«Не пройдет и месяца, как я стану первым министром», – сказал он, сияя больше обыкновенного.
Не мое дело было разубеждать его. Я оставил их с Лоренцой и ушел к себе в кабинет, чтобы написать барону Вейсхаупту.
Вскоре мне доложили о приходе отца Лота, виденного мною два или три раза у графини Валуа. Это толстый, малоподвижный, добродушный монах, ум которого, однако, был довольно хорошо развит, и который, по милости де Рогана, добился случая сказать проповедь перед королем. Даже помню, что по этому поводу графиня привела меня в отчаяние, заявив, что он проповедует, как туфля.
Достойный отец вошел и, убедившись, что мы одни, сделал масонский знак, после чего я протянул ему руку.
– Нас обманывают, – сказал он, – так же, как и де Рогана. Берегитесь, чтобы такое важное дело не окончилось простым скандалом, который обрушится на нас и не принесет никакой пользы.
Затем он жестом попросил меня молчать, снова обретя свои тяжеловесные манеры, простился и вышел.
Я побежал к Лоренце и де Рогану, удивленному, видя меня так скоро.
– Князь, – поспешно спросил я, – какие несомненные залоги милости дала особа, которая вам так дорога?
– Во-первых, вот этот, – он поднял руку к медальону, висевшему у него на шее. – А затем, что мне вам еще сказать? Улыбки, незаметные знаки, в которых, тем не менее, нельзя ошибиться.
– Очень немного, – отвечал я. – Берегитесь какой-нибудь западни или ошибки. Вы знаете, что я угадываю будущее; выслушайте меня. Вам следует потребовать с ней свидания…
– Это неслыханная дерзость.
– Счастье благосклонно к смельчакам. Точно так же она должна написать вам. Требуйте этого.
– Я буду повиноваться, дорогой граф.
– Надеюсь, этот совет останется между нами?
– Даю вам слово.
Князь простился, а я сказал жене:
– Лоренца, знаешь, я предвижу, что нашей маленькой графине скоро предстоит большое затруднение.

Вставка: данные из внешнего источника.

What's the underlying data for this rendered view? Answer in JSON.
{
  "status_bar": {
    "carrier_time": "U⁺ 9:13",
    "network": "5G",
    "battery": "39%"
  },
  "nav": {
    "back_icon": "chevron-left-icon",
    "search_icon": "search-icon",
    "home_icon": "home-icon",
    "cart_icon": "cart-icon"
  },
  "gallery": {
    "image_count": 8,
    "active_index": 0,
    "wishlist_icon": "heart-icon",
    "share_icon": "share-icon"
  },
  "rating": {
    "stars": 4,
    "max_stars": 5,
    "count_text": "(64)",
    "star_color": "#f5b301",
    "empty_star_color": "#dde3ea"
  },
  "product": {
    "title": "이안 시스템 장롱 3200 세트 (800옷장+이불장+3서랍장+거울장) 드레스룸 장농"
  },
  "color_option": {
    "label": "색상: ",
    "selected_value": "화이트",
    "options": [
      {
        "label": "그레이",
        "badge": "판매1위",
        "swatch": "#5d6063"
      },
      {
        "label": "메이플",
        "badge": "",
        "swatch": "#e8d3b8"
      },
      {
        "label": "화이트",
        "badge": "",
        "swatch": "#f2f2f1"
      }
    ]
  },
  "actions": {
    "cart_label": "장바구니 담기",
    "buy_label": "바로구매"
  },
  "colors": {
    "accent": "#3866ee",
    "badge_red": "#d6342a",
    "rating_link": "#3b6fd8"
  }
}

– О, – сказала Лоренца, – почему? Меня очень удивляет, что ты такого хорошего мнения о королеве, несмотря на то, что знаешь женщин вообще.
Глава VII
О разговоре, который я имел в экипаже с де Роганом, и о выводе, который я из него извлек
Я выходил с Лоренцой из ложи Изиса, где мы только что посвятили еще тридцать шесть желающих. Что меня поражало более всего – это множество красивых женщин во Франции, хотя нельзя было хорошо разглядеть их лица: из ста посвященных в наше дело, думаю, не больше четырех были плохо сложены.
Оставив храм, мы сели в свой экипаж. Оказалось, что там нас уже ждал кардинал де Роган. Насколько можно судить при свете фонарей, он сиял и в то же время был полон торжества, как человек, владеющий какой-то великой тайной. Кардинал почтительно поцеловал мне руку и раскланялся с Лоренцой со смущением, которое я рассеял одним словом.
– Она нас не услышит, – я прикоснулся пальцем ко лбу жены.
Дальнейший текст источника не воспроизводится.